Cette idée d’un double sujet permanent du primat est en effet
contraire à l’enseignement et à la pratique du magistère de l’Église,
spécialement à la constitution Pastor aeternus du concile Vatican I (DS 3055) et à l’encyclique Satis cognitum
de Léon XIII. Car seul le pape possède de manière habituelle et
constante le pouvoir suprême, qu’il communique seulement dans des
circonstances extraordinaires aux conciles, selon qu’il le juge
opportun.
2. L’expression du « sacerdoce commun » propre aux baptisés,
distingué du « sacerdoce ministériel » (LG 10) ne précise pas que seul
le second doit s’entendre au sens vrai et propre du terme, tandis que le
premier s’entend seulement au sens mystique et spirituel.

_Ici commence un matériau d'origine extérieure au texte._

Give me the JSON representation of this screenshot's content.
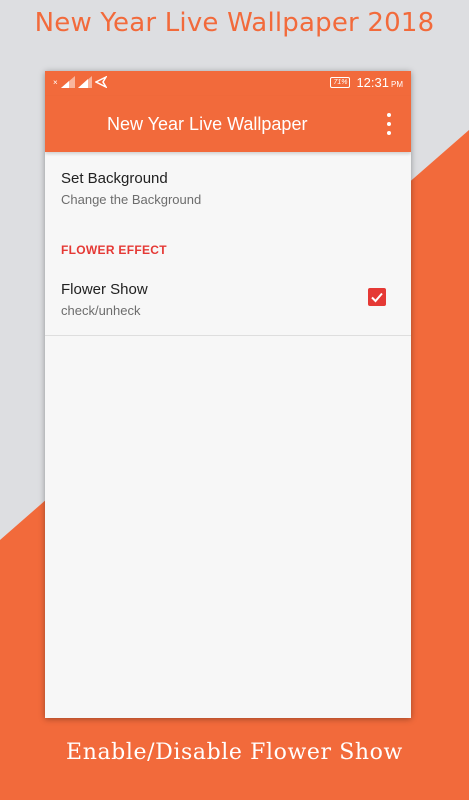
{
  "promo": {
    "title": "New Year Live Wallpaper 2018",
    "caption": "Enable/Disable Flower Show"
  },
  "status_bar": {
    "battery": "71%",
    "time": "12:31",
    "ampm": "PM"
  },
  "app_bar": {
    "title": "New Year Live Wallpaper"
  },
  "preferences": {
    "set_background": {
      "title": "Set Background",
      "summary": "Change the Background"
    },
    "category_label": "FLOWER EFFECT",
    "flower_show": {
      "title": "Flower Show",
      "summary": "check/unheck",
      "checked": true
    }
  },
  "colors": {
    "accent": "#f26a3b",
    "checkbox": "#e53935",
    "background": "#dddee1"
  },
  "icons": [
    "signal-icon",
    "signal-icon",
    "location-arrow-icon",
    "battery-icon",
    "more-vert-icon",
    "check-icon"
  ]
}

Cette distinction était affirmée clairement par Pie XII dans son
Discours du 2 novembre 1954. Elle est absente des textes du Concile et
ouvre la porte à une orientation démocratique de l’Église, condamnée par
Pie VI dans la Bulle Auctorem fidei (DS 2602). Cette tendance à
faire participer le peuple à l’exercice du pouvoir se retrouve dans la
multiplication des organismes de toutes sortes, en conformité avec le
nouveau droit canon (canon 129 § 2). Elle perd de vue la distinction
entre clercs et laïcs, pourtant de droit divin.
IV – Des faux droits naturels de l’homme.
La déclaration Dignitatis humanae affirme l’existence d’un
faux droit naturel de l’homme en matière religieuse. Jusqu’ici, la
Tradition de l’Église était unanime à reconnaître aux non-catholiques le
droit naturel de ne pas être contraints par les pouvoirs civils dans
leur adhésion (d’intention au for interne et d’exercice au for externe) à
l’unique vraie religion et légitimait, tout au plus dans certaines
circonstances, une certaine tolérance dans l’exercice des fausses
religions, au for externe public. Vatican II reconnaît de plus à tout
homme le droit naturel de ne pas être empêché par les pouvoirs civils
d’exercer au for externe public une religion fausse et prétend
reconnaître comme un droit civil ce droit naturel d’exemption de toute
contrainte de la part des autorités sociales. Les seules limites
juridiques à ce droit seraient celles de l’ordre purement civil et
profane de la société. Le Concile fait ainsi aux gouvernements civils
une obligation de ne plus faire de discrimination pour des motifs
religieux et d’établir l’égalité juridique entre la vraie religion et
les fausses.
Cette nouvelle doctrine sociale est en opposition avec les enseignements de Grégoire XVI dans Mirari vos et de Pie IX dans Quanta cura.
Elle se fonde sur une fausse conception de la dignité humaine, purement
ontologique et non point morale. En conséquence, la constitution Gaudium et spes
enseigne le principe de l’autonomie du temporel (GS 36), c’est-à-dire
la négation de la royauté sociale du Christ pourtant enseignée par
Pie XI dans Quas primas, et finalement ouvre la porte à l’indépendance de la société temporelle par rapport aux commandements de Dieu.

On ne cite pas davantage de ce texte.